I am mad at myself. I missed the eclipse. A couple of weeks ago, one of my students, who I’ll call Man-Man, was interested in learning about eclipses, so during IWT when the other students were busy doing other things, I took some time with him to look it up. He was so excited. That is why I made sure to tell him about the eclipse at 5:45 p.m. P.S.T.
I told him to think good thoughts about it not raining, because if it rained, there would be no way of seeing the eclipse. Well, the weather held up and the eclipse was viewable (is that a word?). The only thing is that I slept through the whole thing. I spent two hours after work rearranging my class and was absolutely exhausted, so I went home and took a nap.
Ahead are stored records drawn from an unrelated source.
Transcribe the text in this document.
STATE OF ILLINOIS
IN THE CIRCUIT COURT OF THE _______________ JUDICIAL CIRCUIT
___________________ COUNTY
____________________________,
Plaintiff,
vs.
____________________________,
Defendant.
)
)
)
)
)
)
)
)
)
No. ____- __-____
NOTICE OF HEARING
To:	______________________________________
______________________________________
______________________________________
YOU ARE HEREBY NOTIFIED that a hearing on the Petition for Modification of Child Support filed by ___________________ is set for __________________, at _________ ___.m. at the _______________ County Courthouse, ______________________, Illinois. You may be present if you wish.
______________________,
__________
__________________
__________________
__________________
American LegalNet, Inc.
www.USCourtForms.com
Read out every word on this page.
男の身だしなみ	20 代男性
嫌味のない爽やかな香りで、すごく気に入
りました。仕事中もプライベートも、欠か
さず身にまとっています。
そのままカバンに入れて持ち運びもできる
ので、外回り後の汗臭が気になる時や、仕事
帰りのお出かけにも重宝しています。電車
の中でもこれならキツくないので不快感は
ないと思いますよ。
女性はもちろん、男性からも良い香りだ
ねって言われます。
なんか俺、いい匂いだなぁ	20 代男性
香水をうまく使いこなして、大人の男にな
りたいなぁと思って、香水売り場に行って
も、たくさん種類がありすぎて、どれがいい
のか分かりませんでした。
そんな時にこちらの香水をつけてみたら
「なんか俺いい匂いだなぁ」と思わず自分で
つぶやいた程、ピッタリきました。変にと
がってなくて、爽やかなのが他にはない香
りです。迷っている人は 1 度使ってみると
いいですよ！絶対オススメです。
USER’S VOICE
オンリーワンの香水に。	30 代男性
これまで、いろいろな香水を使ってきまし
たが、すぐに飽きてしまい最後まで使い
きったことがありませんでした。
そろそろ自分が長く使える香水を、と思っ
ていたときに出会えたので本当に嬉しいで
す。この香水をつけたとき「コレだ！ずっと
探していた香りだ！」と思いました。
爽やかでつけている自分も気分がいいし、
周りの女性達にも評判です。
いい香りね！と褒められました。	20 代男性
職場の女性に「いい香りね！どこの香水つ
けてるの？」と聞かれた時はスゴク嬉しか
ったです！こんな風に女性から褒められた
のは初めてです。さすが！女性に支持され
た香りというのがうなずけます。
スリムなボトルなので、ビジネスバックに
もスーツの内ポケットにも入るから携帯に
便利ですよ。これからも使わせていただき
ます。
Oh well. I only have three years until it happens again. C’est la vie. There’s nothing I can do about it now. Until next time people!
I am on my way back from my slump that I was in. I had lost my passion, after only 4 months. It was only for about 2-3 weeks, but it seemed like a long time because this is what I have wanted to do for the last 10 years.
I have been working on getting my degree, of and on, for 10 years. To start doing it and lose my passion within four months was very disheartening to say the least.
I am on my way back though. I am happy to report that I am not discouraged anymore. I had to encourage myself. I realized that help was not going to come from anywhere but deep down inside me; that only through prayer and seeking would I receive what I needed.
So, I say hello again to my reawakened passion. Hello to my desire to do the best that I can. Hello, me!
Until next time people!
Long title. Good reason. That’s me. I am the most self-deprecating, self-sacrificing, self-defeating, sabotaginest person I know. Just when I think that I have things under control and I’m not going to sabotage myself anymore, Wham! I do something so stupid, then I wonder why I did it.
For instance, take this teaching position that I have. When I first started, in November, I was so gung ho. I had a plan. In fact, I had a couple of plans. For those students with me for 3 years, the third graders, I had a plan for them, a plan for the 4th graders, and an intensive one for the 5th graders. Unfortunately, things haven’t worked out like that. I can’t just give all the attention to the 5th graders and barely any to the 3rd graders. I have to give attention to everyone.The problem is that I didn’t think things through.
Anyway, whenever I try to put something into action, I find out that maybe I didn’t think things through or it was stupid to begin with.
Oh, the problem of being a self-deprecating, self-sacrificing, self-defeating, sabotaging person like myself. I am getting it together though. Things are slowly, but surely working out. Maybe, I won’t need to be like this after awhile. Maybe I’ll get it together one day.